This is actually not a CK original. One of our American readers emailed me wishing to contribute here from time to time. Nick Scott had emailed me an article about how far the Rethuglican budget cuts could go. In this case, go so far as to endanger public health. I will just let Mr. Scott take it from here.
US Budget Cuts Could Put Public Health At Risk
by Nick Scott
In the United States, there’s been an increased aim in cutting the overall budget, as well as a heavy amount of money from the Environmental Protection Agency (EPA). The proposed reductions would cut about a third of the EPA’s 2010 budget. This would likely cut down on some of the major initiatives of the EPA such as the monitoring of water contamination and primarily the Clean Air Act in America. While those who are behind the cuts see benefits of reduced gas and more revenue for businesses, others see the reduced budget evolving into increased health risks and continued problems for the environment.
EPA administrator Lisa Jackson sees this cut of the budget as a risk for the future, claiming “If Congress ever gutted that funding, then EPA would be unable to implement or enforce the laws that protect Americans’; health, livelihoods, and pastimes.” She also claims that “Without adequate funding, EPA would be unable to implement or enforce the laws that protect Americans’ health, livelihoods, and pastimes.”
The GOP leaders at the backing of the initiative see improved business as a major reason for cutting the budget. The EPA’s limits on greenhouse gas emissions are referenced as a main reason for some of the reduced revenue with some of these major businesses. This is mostly involving the EPA’s plan to regulate greenhouse gas emissions from places like refineries, factories, power plants and others. With a lift on the limit of emissions, many of these plants may look to abuse the freedom, letting out a high amount of toxins and pollution.

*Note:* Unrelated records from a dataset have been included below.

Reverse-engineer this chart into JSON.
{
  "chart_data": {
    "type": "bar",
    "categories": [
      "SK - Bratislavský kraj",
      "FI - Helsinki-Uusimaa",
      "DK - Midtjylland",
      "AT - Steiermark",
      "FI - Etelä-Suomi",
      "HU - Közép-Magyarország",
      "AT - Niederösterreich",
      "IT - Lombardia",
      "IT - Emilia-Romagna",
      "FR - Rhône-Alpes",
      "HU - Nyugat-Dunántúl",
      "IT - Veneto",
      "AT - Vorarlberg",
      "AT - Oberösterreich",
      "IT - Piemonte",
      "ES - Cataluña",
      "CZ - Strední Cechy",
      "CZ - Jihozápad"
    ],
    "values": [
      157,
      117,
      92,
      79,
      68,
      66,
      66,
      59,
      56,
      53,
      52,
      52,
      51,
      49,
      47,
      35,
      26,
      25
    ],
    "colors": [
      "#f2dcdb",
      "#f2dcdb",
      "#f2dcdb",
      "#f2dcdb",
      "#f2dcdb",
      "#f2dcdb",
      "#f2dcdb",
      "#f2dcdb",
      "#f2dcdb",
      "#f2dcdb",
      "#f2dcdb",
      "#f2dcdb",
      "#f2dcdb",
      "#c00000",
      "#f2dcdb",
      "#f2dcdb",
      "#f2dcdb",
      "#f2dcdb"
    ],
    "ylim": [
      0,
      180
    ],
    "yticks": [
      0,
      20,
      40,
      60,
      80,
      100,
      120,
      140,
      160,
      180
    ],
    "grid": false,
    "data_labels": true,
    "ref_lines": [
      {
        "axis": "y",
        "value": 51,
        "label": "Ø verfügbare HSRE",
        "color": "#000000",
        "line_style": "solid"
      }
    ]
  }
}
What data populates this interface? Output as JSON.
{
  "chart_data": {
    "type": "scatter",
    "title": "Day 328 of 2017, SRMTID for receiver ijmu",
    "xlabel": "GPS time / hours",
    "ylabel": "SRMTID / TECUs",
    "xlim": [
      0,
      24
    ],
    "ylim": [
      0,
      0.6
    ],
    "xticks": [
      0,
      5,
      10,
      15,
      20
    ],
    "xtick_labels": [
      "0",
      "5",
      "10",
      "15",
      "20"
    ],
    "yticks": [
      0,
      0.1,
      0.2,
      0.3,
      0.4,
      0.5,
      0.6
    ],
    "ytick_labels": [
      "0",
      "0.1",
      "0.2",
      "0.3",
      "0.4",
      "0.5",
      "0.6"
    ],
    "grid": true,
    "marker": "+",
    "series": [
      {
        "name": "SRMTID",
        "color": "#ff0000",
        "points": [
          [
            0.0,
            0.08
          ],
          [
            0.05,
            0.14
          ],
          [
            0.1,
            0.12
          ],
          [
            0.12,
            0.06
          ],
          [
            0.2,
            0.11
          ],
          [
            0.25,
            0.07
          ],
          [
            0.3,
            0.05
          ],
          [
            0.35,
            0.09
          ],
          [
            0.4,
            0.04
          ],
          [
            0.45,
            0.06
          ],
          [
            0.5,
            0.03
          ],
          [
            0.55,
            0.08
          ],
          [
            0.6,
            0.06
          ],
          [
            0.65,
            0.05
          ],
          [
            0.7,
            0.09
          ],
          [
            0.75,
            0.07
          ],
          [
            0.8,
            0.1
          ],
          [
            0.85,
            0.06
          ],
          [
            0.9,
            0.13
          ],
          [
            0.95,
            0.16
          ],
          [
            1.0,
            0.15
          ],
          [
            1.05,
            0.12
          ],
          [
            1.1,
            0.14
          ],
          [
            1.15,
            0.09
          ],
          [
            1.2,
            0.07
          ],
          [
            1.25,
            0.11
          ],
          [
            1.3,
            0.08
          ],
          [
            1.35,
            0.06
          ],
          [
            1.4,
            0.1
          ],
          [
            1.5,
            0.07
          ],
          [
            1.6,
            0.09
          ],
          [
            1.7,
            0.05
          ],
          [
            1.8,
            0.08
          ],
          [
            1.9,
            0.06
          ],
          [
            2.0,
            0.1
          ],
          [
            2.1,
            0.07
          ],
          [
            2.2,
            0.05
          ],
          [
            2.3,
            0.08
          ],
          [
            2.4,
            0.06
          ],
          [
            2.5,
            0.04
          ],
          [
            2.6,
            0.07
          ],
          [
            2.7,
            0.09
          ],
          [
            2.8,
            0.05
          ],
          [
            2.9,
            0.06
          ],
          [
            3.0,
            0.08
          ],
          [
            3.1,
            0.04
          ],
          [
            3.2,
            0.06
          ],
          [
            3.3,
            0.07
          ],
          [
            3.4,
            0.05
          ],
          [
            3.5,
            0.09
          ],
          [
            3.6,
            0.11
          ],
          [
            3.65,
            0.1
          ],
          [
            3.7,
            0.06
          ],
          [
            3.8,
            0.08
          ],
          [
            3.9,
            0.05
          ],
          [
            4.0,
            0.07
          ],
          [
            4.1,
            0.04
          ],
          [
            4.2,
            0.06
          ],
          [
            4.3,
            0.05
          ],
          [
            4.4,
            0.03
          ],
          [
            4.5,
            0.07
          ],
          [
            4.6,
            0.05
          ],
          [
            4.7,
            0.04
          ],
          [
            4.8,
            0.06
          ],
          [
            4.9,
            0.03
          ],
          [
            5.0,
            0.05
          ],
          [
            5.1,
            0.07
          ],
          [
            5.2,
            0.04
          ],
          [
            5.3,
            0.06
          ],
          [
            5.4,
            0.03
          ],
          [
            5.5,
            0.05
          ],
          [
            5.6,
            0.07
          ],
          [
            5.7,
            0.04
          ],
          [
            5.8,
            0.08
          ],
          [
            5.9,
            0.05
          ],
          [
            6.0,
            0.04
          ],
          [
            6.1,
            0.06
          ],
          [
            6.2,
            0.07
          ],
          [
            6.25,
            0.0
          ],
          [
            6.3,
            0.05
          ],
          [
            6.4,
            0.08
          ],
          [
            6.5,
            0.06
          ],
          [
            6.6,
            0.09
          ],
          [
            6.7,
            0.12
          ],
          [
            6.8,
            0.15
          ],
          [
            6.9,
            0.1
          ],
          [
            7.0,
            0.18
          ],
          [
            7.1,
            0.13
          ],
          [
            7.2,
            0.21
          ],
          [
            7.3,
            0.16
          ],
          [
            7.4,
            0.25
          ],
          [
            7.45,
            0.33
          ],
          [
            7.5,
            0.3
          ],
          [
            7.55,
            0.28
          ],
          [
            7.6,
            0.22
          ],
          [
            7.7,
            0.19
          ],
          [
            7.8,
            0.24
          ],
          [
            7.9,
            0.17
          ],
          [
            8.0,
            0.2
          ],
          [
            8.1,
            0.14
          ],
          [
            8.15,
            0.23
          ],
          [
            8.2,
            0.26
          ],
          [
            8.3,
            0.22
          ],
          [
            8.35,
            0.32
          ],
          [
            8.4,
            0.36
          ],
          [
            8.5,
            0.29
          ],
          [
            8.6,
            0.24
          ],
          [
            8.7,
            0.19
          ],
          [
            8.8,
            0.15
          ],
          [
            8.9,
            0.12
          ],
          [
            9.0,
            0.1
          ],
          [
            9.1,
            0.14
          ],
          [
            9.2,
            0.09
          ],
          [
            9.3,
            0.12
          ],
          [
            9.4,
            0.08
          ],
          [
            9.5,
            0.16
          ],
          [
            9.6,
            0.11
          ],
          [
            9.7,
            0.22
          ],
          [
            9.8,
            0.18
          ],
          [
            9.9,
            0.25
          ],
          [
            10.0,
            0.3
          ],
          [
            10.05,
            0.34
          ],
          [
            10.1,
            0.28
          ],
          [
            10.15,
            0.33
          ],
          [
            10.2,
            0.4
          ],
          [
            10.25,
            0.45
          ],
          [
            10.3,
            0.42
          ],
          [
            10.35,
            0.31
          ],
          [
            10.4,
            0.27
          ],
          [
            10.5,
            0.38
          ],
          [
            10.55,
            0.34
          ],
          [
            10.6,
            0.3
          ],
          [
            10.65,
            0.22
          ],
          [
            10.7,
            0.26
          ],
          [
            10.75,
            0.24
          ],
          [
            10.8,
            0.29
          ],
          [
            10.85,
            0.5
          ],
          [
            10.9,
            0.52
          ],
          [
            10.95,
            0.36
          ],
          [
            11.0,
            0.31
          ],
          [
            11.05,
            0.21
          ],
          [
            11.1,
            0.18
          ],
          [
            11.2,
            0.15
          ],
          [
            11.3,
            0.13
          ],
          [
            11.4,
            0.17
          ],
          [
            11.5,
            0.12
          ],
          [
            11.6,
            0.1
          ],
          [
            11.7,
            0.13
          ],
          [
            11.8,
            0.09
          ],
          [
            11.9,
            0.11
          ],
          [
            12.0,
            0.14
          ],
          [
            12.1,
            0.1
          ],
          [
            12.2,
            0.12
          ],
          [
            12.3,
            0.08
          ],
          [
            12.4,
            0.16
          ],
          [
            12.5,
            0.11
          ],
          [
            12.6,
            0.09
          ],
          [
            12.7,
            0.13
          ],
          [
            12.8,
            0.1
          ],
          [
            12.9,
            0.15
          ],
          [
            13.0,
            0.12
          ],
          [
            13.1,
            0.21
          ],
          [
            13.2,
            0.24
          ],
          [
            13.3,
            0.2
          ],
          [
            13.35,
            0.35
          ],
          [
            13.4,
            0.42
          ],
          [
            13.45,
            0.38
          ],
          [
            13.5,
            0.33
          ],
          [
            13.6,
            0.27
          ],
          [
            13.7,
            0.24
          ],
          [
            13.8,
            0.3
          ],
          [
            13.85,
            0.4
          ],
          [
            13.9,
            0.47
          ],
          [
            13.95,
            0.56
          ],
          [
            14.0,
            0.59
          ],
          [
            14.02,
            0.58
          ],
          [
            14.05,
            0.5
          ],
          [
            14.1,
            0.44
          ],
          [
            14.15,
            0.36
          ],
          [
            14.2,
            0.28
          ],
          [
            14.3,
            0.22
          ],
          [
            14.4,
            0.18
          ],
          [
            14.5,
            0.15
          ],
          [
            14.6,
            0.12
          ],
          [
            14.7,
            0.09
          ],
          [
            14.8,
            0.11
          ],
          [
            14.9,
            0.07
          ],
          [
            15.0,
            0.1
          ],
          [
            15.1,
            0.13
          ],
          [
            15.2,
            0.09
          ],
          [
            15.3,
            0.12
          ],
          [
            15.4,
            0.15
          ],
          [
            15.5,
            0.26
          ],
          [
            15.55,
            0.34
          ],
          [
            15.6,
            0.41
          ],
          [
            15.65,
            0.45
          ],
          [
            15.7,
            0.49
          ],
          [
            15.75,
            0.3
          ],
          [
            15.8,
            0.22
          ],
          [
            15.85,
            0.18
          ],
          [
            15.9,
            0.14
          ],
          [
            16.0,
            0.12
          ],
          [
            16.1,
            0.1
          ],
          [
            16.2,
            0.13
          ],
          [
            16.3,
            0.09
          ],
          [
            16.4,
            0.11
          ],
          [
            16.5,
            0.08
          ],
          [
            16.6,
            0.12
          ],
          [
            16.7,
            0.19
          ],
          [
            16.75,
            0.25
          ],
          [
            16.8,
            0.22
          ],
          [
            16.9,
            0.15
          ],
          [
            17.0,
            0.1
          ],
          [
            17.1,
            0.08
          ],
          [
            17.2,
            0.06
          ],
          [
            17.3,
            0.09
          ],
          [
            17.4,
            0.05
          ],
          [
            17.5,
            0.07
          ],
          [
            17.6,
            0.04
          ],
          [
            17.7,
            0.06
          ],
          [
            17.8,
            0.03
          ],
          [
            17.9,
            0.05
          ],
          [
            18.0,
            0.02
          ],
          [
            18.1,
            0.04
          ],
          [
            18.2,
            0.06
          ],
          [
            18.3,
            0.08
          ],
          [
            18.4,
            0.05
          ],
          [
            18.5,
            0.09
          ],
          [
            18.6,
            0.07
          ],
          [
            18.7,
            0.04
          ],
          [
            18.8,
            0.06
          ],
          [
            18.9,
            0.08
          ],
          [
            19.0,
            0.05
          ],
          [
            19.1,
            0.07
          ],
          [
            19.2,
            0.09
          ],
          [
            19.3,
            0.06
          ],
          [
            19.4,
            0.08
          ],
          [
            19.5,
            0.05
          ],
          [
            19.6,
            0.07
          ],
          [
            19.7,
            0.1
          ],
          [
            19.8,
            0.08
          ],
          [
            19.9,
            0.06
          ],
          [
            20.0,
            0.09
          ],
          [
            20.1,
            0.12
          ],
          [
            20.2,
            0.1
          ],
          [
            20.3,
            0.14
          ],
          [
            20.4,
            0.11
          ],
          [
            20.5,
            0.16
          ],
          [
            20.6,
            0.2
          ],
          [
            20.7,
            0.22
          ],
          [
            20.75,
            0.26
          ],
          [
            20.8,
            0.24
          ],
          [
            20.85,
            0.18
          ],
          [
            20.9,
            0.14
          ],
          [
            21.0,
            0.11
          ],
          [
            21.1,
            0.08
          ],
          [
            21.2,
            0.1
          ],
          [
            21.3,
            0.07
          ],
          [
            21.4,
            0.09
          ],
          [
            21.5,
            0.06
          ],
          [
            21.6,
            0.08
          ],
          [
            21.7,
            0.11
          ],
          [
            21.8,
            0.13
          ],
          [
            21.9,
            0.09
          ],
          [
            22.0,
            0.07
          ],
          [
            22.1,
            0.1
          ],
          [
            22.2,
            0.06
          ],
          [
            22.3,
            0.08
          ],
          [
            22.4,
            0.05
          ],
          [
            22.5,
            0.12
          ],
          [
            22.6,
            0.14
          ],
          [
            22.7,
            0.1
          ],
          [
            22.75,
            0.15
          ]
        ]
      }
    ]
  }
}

Some of the health risks that Lisa Jackson claims possible should not be taken lightly, however. Without all the financial backing for the EPA, pollution control and good air quality could be at risk. This risk could likely be accompanied with an increase in long term health risks such as cancer, mesothelioma, and some less severe risks such as breathing problems and asthma. The end result can also be risking lives with some of these health problems, as mesothelioma life expectancy usually only averages a year following diagnosis, for example. Lisa Jackson also claims that the work of the EPA saves a number of people from trips to the hospital and the accompanied bills every year.
These businesses that are losing money because of the EPA’s limit will likely start to push even more contaminants into the air if EPA emission restrictions end up being cut. EPA administrator Lisa Jackson has great backing to her thought to the fact that health risks would likely go up, with higher amounts of gas emission.
If these budget cuts continue to be pushed through, the results will likely be a determining factor for some other international countries in their own budgeting process and how much environmental progress needs as a far as resources go. When it comes to budget cuts, they should be well studied and thought out with citizens benefitting from the strategy. The long term health risks associated with pollution and poor air quality are not to be taken lightly, even though things like higher revenue and cheaper gas may satisfy some in the short run.